De alguma forma, nos últimos tempos aprendemos a acreditar que o mundo só é um lugar habitável e prazeroso quando ele se encaixa em nossos múltiplos ideais de perfeição – isto é, quase nunca. Isso se aplica tanto à política quanto à vida privada, em nossas relações com amigos e com as pessoas que juramos amar incondicionalmente – desde que elas se mantenham tão perfeitas quanto a imagem que projetaram em nossos primeiros encontros e, portanto, não despertem nosso espírito sempre à beira de um ataque de raiva.
É triste (e, ironicamente, dá raiva), mas nós nos transformamos em criança birrentas que não suportam ser contrariadas.
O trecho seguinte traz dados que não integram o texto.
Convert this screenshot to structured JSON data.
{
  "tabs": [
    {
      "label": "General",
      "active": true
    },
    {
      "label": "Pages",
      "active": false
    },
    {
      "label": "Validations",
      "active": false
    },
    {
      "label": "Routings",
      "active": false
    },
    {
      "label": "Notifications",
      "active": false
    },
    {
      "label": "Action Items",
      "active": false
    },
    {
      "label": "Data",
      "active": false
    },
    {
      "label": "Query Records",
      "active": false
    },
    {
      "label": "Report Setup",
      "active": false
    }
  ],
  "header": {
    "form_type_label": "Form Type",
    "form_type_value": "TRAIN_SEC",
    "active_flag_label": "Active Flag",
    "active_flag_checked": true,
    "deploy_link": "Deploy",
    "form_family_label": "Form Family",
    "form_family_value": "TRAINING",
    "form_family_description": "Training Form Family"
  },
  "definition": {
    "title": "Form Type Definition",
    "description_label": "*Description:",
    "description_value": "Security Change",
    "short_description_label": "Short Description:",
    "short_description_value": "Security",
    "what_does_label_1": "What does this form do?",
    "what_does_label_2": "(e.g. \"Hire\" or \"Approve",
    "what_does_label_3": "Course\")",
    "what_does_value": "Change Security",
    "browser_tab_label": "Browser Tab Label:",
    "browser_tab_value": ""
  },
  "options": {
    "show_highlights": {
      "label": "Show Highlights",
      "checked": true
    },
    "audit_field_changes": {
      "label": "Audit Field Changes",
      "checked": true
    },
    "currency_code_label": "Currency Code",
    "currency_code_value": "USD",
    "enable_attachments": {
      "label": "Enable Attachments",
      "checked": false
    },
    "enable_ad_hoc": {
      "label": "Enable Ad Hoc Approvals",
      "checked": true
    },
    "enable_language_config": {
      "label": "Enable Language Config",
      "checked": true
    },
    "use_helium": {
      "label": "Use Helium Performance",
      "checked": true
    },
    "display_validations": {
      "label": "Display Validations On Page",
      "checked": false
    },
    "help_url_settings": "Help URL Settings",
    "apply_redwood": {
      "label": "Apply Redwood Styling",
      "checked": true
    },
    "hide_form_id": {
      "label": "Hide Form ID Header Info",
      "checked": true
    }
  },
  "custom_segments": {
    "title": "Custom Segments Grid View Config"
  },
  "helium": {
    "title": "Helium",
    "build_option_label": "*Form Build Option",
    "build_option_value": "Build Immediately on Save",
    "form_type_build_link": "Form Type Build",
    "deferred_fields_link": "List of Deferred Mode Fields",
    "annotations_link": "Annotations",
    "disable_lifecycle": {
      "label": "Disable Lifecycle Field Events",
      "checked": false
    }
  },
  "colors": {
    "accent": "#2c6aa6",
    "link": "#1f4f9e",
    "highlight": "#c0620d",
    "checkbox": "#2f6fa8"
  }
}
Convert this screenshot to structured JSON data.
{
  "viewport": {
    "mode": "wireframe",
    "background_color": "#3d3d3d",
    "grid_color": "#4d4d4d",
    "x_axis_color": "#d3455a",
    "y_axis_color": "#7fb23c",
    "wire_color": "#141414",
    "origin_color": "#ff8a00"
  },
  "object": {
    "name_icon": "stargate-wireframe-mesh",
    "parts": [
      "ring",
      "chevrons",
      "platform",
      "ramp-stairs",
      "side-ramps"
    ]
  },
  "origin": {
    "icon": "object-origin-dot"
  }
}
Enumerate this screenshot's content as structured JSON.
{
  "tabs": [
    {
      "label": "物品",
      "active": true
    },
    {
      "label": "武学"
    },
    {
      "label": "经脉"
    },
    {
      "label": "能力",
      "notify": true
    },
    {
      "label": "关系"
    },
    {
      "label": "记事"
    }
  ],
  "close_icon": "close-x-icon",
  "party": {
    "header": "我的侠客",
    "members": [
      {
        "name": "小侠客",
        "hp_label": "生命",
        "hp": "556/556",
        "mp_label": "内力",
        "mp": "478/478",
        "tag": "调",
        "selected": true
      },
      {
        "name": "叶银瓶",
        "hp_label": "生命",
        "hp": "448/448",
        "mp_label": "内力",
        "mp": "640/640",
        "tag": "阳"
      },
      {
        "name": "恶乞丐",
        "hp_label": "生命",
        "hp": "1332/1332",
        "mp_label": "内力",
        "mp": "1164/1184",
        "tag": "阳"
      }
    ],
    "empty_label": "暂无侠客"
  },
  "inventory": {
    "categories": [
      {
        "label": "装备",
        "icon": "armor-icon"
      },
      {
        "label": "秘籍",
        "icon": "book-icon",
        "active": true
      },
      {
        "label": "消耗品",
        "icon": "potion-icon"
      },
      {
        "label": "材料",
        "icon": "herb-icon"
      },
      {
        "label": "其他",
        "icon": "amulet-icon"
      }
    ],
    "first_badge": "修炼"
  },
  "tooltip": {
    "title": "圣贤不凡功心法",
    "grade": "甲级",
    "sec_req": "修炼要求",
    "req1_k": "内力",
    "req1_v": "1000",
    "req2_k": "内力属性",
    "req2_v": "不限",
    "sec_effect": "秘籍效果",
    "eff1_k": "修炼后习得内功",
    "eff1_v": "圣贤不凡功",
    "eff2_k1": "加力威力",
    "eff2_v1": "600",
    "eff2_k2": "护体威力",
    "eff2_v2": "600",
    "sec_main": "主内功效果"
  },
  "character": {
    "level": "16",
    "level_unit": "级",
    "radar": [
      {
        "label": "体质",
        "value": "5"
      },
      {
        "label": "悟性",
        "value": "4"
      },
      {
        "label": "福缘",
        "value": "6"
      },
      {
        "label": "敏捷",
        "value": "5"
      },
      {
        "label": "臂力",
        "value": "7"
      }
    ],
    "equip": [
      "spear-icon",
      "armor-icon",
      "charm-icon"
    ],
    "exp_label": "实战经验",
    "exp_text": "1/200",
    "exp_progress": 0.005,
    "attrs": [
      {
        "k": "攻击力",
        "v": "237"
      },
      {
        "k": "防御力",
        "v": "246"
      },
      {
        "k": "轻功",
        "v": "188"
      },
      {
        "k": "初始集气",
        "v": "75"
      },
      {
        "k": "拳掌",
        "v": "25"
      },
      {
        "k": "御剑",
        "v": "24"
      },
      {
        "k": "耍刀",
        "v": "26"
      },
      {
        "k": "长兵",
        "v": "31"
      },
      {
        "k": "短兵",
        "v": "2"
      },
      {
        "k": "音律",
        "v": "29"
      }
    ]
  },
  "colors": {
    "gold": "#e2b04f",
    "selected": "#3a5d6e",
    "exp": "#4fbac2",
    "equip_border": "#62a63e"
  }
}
Não toleramos a menor frustração (nosso candidato foi derrotado nas eleições, tem quem acredite na planicidade da esfera, o Coxa contratou um perna-de-pau, como assim você não amou aquele livro tanto quanto eu?!) e já logo corremos para as redes sociais (ou caixa de comentários) a fim de desopilar o fígado. E nos sentimos aliviados quando o cheiro nauseante do nosso fel esparramado pelo espaço virtual dá origem a uma reação em cadeia e vemos nossa raiva ecoando pelo canyon estéril da indignação coletiva.
É quando arriscamos um sorriso, banhados que estamos no prazer fugaz da perversidade cotidiana.
Não sei você, mas eu me cansei de estar permanentemente com raiva de tudo e de todos. De querer que o mundo se adapte aos meus ideais de perfeição. De ansiar, ainda que inconscientemente, por destruir tudo o que há de errado – sem ter uma ideia clara do que pôr no lugar ou fazer de diferente. Cansei de reclamar, de esbravejar, de fazer com que os outros vejam e aplaudam e reforcem o coro da minha indignação virtuosa.
E talvez por isso mesmo eu esteja, neste momento, com raiva de sentir tanta raiva.